When .transactional() and .through() are combined:

  • Phase A: DB steps + handler run inside the transaction. ctx.db is the transactional client.
  • Phase B: External steps run after commit, outside any transaction.
.through(
validateStock, // Phase A (DB, in transaction)
reserveStock, // Phase A (DB, in transaction)
chargePayment.onRevert(refundPayment), // Phase B (external, after commit)
)
.mutation(handler) // Phase A (DB, in transaction)

Without .transactional(), all steps execute in declaration order regardless of type.

After the order is created, log an audit entry and invalidate a cache.

createOrder: procedure()
.mutation(async ({ input, ctx }) => {
return ctx.db.order.create({ data: input });
})
.useAfter(({ input, result, ctx }) => {
auditLog('order.created', { orderId: result.id, userId: ctx.user.id });
})
.useAfter(({ result }) => {
cache.invalidate(`orders:${result.id}`);
})

.useAfter() hooks run after the handler succeeds (and after events are emitted). Multiple hooks chain in registration order. Errors are caught and logged — they never fail the response.

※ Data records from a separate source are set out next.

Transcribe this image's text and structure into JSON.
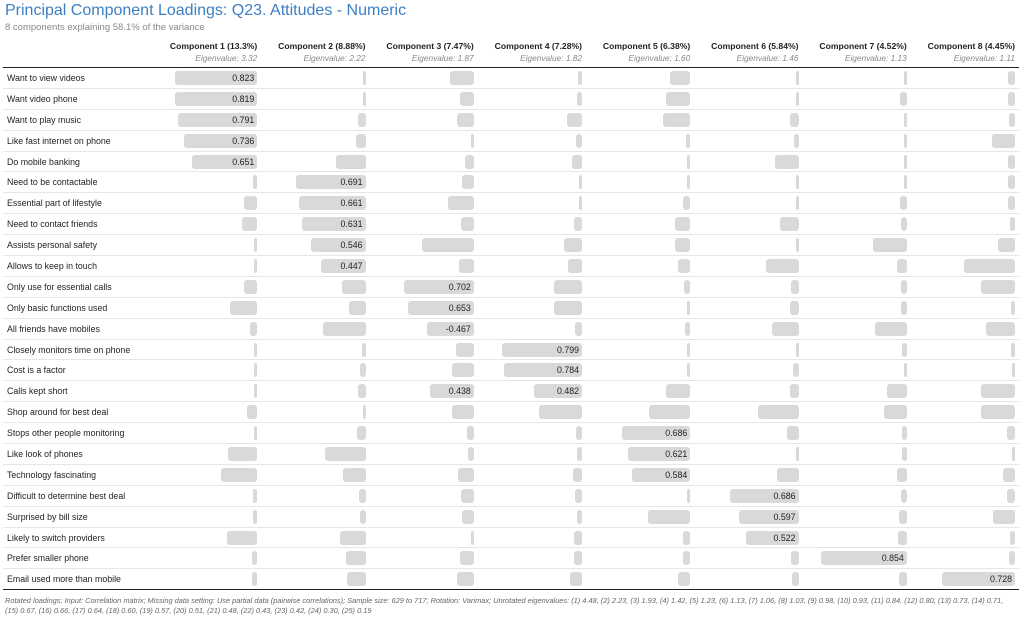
{
  "title": "Principal Component Loadings: Q23. Attitudes - Numeric",
  "subtitle": "8 components explaining 58.1% of the variance",
  "footnote": "Rotated loadings; Input: Correlation matrix; Missing data setting: Use partial data (pairwise correlations); Sample size: 629 to 717; Rotation: Varimax; Unrotated eigenvalues: (1) 4.48, (2) 2.23, (3) 1.93, (4) 1.42, (5) 1.23, (6) 1.13, (7) 1.06, (8) 1.03, (9) 0.98, (10) 0.93, (11) 0.84, (12) 0.80, (13) 0.73, (14) 0.71, (15) 0.67, (16) 0.66, (17) 0.64, (18) 0.60, (19) 0.57, (20) 0.51, (21) 0.48, (22) 0.43, (23) 0.42, (24) 0.30, (25) 0.19",
  "chart_data": {
    "type": "table",
    "columns": [
      {
        "label": "Component 1 (13.3%)",
        "eigenvalue": "Eigenvalue: 3.32"
      },
      {
        "label": "Component 2 (8.88%)",
        "eigenvalue": "Eigenvalue: 2.22"
      },
      {
        "label": "Component 3 (7.47%)",
        "eigenvalue": "Eigenvalue: 1.87"
      },
      {
        "label": "Component 4 (7.28%)",
        "eigenvalue": "Eigenvalue: 1.82"
      },
      {
        "label": "Component 5 (6.38%)",
        "eigenvalue": "Eigenvalue: 1.60"
      },
      {
        "label": "Component 6 (5.84%)",
        "eigenvalue": "Eigenvalue: 1.46"
      },
      {
        "label": "Component 7 (4.52%)",
        "eigenvalue": "Eigenvalue: 1.13"
      },
      {
        "label": "Component 8 (4.45%)",
        "eigenvalue": "Eigenvalue: 1.11"
      }
    ],
    "rows": [
      {
        "label": "Want to view videos",
        "loadings": [
          0.823,
          0.01,
          0.24,
          0.04,
          0.2,
          0.01,
          0.01,
          0.07
        ],
        "shown": [
          0.823,
          null,
          null,
          null,
          null,
          null,
          null,
          null
        ]
      },
      {
        "label": "Want video phone",
        "loadings": [
          0.819,
          0.01,
          0.14,
          0.05,
          0.24,
          0.01,
          0.07,
          0.07
        ],
        "shown": [
          0.819,
          null,
          null,
          null,
          null,
          null,
          null,
          null
        ]
      },
      {
        "label": "Want to play music",
        "loadings": [
          0.791,
          0.08,
          0.17,
          0.15,
          0.27,
          0.09,
          0.03,
          0.06
        ],
        "shown": [
          0.791,
          null,
          null,
          null,
          null,
          null,
          null,
          null
        ]
      },
      {
        "label": "Like fast internet on phone",
        "loadings": [
          0.736,
          0.1,
          0.01,
          0.06,
          0.04,
          0.05,
          0.01,
          0.23
        ],
        "shown": [
          0.736,
          null,
          null,
          null,
          null,
          null,
          null,
          null
        ]
      },
      {
        "label": "Do mobile banking",
        "loadings": [
          0.651,
          0.3,
          0.09,
          0.1,
          0.01,
          0.24,
          0.03,
          0.07
        ],
        "shown": [
          0.651,
          null,
          null,
          null,
          null,
          null,
          null,
          null
        ]
      },
      {
        "label": "Need to be contactable",
        "loadings": [
          0.04,
          0.691,
          0.12,
          0.01,
          0.03,
          0.01,
          0.01,
          0.07
        ],
        "shown": [
          null,
          0.691,
          null,
          null,
          null,
          null,
          null,
          null
        ]
      },
      {
        "label": "Essential part of lifestyle",
        "loadings": [
          0.13,
          0.661,
          0.26,
          0.01,
          0.07,
          0.01,
          0.07,
          0.07
        ],
        "shown": [
          null,
          0.661,
          null,
          null,
          null,
          null,
          null,
          null
        ]
      },
      {
        "label": "Need to contact friends",
        "loadings": [
          0.15,
          0.631,
          0.13,
          0.08,
          0.15,
          0.19,
          0.06,
          0.05
        ],
        "shown": [
          null,
          0.631,
          null,
          null,
          null,
          null,
          null,
          null
        ]
      },
      {
        "label": "Assists personal safety",
        "loadings": [
          0.01,
          0.546,
          0.52,
          0.18,
          0.15,
          0.01,
          0.34,
          0.17
        ],
        "shown": [
          null,
          0.546,
          null,
          null,
          null,
          null,
          null,
          null
        ]
      },
      {
        "label": "Allows to keep in touch",
        "loadings": [
          0.01,
          0.447,
          0.15,
          0.14,
          0.12,
          0.33,
          0.1,
          0.51
        ],
        "shown": [
          null,
          0.447,
          null,
          null,
          null,
          null,
          null,
          null
        ]
      },
      {
        "label": "Only use for essential calls",
        "loadings": [
          0.13,
          0.24,
          0.702,
          0.28,
          0.06,
          0.08,
          0.06,
          0.34
        ],
        "shown": [
          null,
          null,
          0.702,
          null,
          null,
          null,
          null,
          null
        ]
      },
      {
        "label": "Only basic functions used",
        "loadings": [
          0.27,
          0.17,
          0.653,
          0.28,
          0.03,
          0.09,
          0.06,
          0.04
        ],
        "shown": [
          null,
          null,
          0.653,
          null,
          null,
          null,
          null,
          null
        ]
      },
      {
        "label": "All friends have mobiles",
        "loadings": [
          0.07,
          0.43,
          -0.467,
          0.07,
          0.05,
          0.27,
          0.32,
          0.29
        ],
        "shown": [
          null,
          null,
          -0.467,
          null,
          null,
          null,
          null,
          null
        ]
      },
      {
        "label": "Closely monitors time on phone",
        "loadings": [
          0.02,
          0.04,
          0.18,
          0.799,
          0.03,
          0.01,
          0.05,
          0.04
        ],
        "shown": [
          null,
          null,
          null,
          0.799,
          null,
          null,
          null,
          null
        ]
      },
      {
        "label": "Cost is a factor",
        "loadings": [
          0.02,
          0.06,
          0.22,
          0.784,
          0.02,
          0.06,
          0.01,
          0.03
        ],
        "shown": [
          null,
          null,
          null,
          0.784,
          null,
          null,
          null,
          null
        ]
      },
      {
        "label": "Calls kept short",
        "loadings": [
          0.01,
          0.08,
          0.438,
          0.482,
          0.24,
          0.09,
          0.2,
          0.34
        ],
        "shown": [
          null,
          null,
          0.438,
          0.482,
          null,
          null,
          null,
          null
        ]
      },
      {
        "label": "Shop around for best deal",
        "loadings": [
          0.1,
          0.02,
          0.22,
          0.43,
          0.41,
          0.41,
          0.23,
          0.34
        ],
        "shown": [
          null,
          null,
          null,
          null,
          null,
          null,
          null,
          null
        ]
      },
      {
        "label": "Stops other people monitoring",
        "loadings": [
          0.02,
          0.09,
          0.07,
          0.06,
          0.686,
          0.12,
          0.05,
          0.08
        ],
        "shown": [
          null,
          null,
          null,
          null,
          0.686,
          null,
          null,
          null
        ]
      },
      {
        "label": "Like look of phones",
        "loadings": [
          0.29,
          0.41,
          0.06,
          0.05,
          0.621,
          0.02,
          0.05,
          0.01
        ],
        "shown": [
          null,
          null,
          null,
          null,
          0.621,
          null,
          null,
          null
        ]
      },
      {
        "label": "Technology fascinating",
        "loadings": [
          0.36,
          0.23,
          0.16,
          0.09,
          0.584,
          0.22,
          0.1,
          0.12
        ],
        "shown": [
          null,
          null,
          null,
          null,
          0.584,
          null,
          null,
          null
        ]
      },
      {
        "label": "Difficult to determine best deal",
        "loadings": [
          0.04,
          0.07,
          0.13,
          0.07,
          0.03,
          0.686,
          0.06,
          0.08
        ],
        "shown": [
          null,
          null,
          null,
          null,
          null,
          0.686,
          null,
          null
        ]
      },
      {
        "label": "Surprised by bill size",
        "loadings": [
          0.04,
          0.06,
          0.12,
          0.05,
          0.42,
          0.597,
          0.08,
          0.22
        ],
        "shown": [
          null,
          null,
          null,
          null,
          null,
          0.597,
          null,
          null
        ]
      },
      {
        "label": "Likely to switch providers",
        "loadings": [
          0.3,
          0.26,
          0.01,
          0.08,
          0.07,
          0.522,
          0.09,
          0.05
        ],
        "shown": [
          null,
          null,
          null,
          null,
          null,
          0.522,
          null,
          null
        ]
      },
      {
        "label": "Prefer smaller phone",
        "loadings": [
          0.05,
          0.2,
          0.14,
          0.08,
          0.07,
          0.08,
          0.854,
          0.06
        ],
        "shown": [
          null,
          null,
          null,
          null,
          null,
          null,
          0.854,
          null
        ]
      },
      {
        "label": "Email used more than mobile",
        "loadings": [
          0.05,
          0.19,
          0.17,
          0.12,
          0.12,
          0.07,
          0.08,
          0.728
        ],
        "shown": [
          null,
          null,
          null,
          null,
          null,
          null,
          null,
          0.728
        ]
      }
    ]
  }
}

Hooks cannot modify the result.

On the frontend, you catch an error but error.code is string | undefined — you can’t narrow on it.

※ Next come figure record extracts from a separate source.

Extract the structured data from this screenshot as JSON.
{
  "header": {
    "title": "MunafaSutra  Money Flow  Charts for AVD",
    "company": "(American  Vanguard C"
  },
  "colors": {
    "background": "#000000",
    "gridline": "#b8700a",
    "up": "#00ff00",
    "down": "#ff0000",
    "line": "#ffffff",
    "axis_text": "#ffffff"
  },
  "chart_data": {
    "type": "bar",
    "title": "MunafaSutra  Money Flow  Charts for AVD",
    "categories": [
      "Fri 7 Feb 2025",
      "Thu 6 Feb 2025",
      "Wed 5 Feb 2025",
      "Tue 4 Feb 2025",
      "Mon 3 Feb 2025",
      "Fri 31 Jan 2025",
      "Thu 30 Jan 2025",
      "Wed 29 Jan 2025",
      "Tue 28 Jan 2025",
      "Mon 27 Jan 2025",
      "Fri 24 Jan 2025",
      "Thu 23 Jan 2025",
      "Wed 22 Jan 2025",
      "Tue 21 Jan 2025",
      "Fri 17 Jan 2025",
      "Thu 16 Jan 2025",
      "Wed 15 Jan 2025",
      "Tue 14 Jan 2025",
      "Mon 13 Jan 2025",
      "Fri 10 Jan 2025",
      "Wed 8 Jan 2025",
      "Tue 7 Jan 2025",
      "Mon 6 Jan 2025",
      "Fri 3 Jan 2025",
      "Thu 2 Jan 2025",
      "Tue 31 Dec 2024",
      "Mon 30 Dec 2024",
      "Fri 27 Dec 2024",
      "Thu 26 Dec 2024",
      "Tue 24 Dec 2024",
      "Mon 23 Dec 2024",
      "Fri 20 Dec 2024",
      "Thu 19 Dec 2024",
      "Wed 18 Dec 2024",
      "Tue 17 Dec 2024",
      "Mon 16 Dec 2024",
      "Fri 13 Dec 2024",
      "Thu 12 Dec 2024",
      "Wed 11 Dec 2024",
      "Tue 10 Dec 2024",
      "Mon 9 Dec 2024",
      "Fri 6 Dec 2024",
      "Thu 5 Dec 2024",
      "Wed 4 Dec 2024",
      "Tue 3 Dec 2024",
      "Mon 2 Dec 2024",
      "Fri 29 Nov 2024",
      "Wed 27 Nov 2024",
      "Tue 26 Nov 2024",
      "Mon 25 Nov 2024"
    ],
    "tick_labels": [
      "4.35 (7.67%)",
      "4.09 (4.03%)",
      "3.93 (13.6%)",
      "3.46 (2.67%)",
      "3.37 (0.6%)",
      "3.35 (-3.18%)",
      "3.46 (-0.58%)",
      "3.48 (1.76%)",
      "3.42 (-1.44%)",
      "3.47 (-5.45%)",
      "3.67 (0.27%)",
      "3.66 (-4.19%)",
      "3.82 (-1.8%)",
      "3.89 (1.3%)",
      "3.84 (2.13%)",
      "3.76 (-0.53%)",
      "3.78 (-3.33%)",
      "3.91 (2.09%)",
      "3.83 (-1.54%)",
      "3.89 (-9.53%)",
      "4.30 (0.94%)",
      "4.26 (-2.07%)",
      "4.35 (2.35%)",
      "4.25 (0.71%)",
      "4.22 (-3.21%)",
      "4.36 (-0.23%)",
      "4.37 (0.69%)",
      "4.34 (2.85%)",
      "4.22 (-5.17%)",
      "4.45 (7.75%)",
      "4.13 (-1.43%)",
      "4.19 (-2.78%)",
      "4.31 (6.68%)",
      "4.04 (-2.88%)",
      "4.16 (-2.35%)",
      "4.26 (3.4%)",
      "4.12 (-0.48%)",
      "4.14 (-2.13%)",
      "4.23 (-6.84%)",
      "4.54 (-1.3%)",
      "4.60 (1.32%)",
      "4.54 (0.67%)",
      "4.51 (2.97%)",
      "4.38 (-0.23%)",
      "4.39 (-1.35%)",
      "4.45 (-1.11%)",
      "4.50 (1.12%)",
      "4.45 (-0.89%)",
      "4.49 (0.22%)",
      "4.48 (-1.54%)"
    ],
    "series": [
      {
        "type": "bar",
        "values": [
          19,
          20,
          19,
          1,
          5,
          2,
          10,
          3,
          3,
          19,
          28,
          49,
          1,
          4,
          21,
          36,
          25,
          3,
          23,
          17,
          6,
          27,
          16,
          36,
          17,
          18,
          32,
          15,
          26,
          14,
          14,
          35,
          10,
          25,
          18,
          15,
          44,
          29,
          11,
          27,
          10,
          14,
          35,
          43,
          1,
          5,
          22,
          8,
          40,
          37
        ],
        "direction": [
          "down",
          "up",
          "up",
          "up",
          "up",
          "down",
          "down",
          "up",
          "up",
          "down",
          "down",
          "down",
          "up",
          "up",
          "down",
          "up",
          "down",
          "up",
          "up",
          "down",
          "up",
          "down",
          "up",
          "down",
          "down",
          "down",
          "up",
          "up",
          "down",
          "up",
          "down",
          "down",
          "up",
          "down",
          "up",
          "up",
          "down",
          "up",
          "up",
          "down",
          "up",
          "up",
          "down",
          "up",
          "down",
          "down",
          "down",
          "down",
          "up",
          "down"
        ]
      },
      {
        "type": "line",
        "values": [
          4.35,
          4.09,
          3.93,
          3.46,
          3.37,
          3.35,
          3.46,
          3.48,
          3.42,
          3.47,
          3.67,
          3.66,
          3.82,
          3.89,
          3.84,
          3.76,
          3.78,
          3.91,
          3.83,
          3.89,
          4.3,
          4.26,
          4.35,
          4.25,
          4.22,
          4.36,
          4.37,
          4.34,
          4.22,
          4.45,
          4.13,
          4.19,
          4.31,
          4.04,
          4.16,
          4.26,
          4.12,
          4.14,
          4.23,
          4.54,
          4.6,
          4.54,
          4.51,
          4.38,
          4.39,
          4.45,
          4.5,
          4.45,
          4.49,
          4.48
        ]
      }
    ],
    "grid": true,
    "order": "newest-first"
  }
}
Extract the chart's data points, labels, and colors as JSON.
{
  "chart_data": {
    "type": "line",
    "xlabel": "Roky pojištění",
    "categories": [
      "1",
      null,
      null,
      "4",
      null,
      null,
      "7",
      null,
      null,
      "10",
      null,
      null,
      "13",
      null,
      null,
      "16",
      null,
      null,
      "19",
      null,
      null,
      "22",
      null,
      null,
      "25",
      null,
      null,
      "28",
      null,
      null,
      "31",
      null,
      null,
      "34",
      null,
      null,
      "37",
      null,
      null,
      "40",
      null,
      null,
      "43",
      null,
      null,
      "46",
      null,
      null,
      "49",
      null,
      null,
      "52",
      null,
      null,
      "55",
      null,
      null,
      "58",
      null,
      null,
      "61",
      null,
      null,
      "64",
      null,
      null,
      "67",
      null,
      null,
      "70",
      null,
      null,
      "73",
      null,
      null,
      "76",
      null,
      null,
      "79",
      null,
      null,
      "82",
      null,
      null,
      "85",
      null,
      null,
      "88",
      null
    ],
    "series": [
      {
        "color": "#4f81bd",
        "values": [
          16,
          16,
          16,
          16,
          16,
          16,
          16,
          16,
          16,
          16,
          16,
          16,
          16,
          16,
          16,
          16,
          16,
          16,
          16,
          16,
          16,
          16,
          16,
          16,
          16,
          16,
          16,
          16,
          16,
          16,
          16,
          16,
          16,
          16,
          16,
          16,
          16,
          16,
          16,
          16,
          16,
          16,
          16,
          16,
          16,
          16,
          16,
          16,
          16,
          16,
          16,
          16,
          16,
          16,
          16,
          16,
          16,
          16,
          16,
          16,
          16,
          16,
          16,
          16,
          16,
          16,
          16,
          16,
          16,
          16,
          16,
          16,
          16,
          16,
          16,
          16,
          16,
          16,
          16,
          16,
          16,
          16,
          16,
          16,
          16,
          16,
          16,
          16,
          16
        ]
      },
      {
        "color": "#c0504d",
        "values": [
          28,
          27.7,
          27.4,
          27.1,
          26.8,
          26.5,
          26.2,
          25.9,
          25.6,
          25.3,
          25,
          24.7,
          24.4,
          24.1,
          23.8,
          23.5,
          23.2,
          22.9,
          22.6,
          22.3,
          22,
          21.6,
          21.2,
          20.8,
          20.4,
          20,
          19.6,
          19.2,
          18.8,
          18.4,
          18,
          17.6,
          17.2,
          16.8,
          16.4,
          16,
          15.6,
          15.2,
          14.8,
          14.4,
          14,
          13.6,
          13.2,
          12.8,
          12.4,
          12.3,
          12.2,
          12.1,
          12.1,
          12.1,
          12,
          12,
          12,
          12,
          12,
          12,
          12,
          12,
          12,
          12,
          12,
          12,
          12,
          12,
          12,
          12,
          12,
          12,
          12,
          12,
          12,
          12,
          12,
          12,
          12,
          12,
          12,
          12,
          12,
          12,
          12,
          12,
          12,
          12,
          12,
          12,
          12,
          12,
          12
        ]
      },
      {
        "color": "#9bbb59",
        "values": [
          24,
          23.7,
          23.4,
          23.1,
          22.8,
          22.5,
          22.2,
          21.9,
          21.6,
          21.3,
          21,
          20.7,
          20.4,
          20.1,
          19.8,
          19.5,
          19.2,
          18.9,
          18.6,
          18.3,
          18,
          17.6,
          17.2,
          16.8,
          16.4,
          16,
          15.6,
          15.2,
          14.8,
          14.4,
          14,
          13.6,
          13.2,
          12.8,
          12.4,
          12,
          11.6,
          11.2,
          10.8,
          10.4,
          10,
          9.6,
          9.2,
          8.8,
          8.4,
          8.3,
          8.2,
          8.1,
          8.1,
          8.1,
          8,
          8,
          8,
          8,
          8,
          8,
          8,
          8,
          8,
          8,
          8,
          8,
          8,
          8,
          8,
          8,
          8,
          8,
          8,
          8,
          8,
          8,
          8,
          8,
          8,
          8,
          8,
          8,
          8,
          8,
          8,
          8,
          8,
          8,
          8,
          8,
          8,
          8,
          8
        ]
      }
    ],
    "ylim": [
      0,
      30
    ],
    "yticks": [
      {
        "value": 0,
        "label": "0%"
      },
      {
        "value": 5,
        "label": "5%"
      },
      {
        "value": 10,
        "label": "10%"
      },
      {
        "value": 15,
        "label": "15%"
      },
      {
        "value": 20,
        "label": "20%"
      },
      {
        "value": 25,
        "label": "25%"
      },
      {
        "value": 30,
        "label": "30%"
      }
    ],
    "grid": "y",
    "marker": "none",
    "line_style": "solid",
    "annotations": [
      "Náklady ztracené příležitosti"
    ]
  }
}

Use InferProcedureErrors to extract the declared error types from a procedure:

import type { InferProcedureErrors } from '@veloxts/client';
import { isVeloxClientError } from '@veloxts/client';
type OrderErrors = InferProcedureErrors<typeof client.orders.createOrder>;
// → { code: 'INSUFFICIENT_STOCK'; data: { sku: string; requested: number; available: number } }
// | { code: 'PAYMENT_FAILED'; data: { reason: string; chargeId?: string } }

Use it in your catch block:

try {
const order = await client.orders.createOrder(data);
} catch (error) {
if (isVeloxClientError(error)) {
switch (error.code) {
case 'INSUFFICIENT_STOCK':
showStockWarning(error.data.available);
break;
case 'PAYMENT_FAILED':
showPaymentError(error.data.reason);
break;
}
}
}

Error types flow automatically from .throws() on the server through ClientFromCollection to the client callable. No code generation or manual type definitions needed.

Putting it all together — a single procedure declaration that validates, authorizes, orchestrates, and reports:

import { procedure } from '@veloxts/velox';
import { authenticated } from '@veloxts/auth';
const createOrder = procedure()
.input(CreateOrderSchema) // validate
.guard(authenticated) // authorize
.policy(OrderPolicy.create) // policy check
.throws(InsufficientStock, PaymentFailed) // declare errors
.transactional() // DB atomicity
.through( // prepare
validateStock,
reserveStock,
chargePayment.onRevert(refundPayment),
)
.emits(OrderCreated) // side effects
.mutation(async ({ input, ctx }) => { // commit
return ctx.db.order.create({ data: input });
})
.useAfter(auditLog) // post-handler

Each line is one concern. The builder chain reads top-to-bottom as a declaration of intent.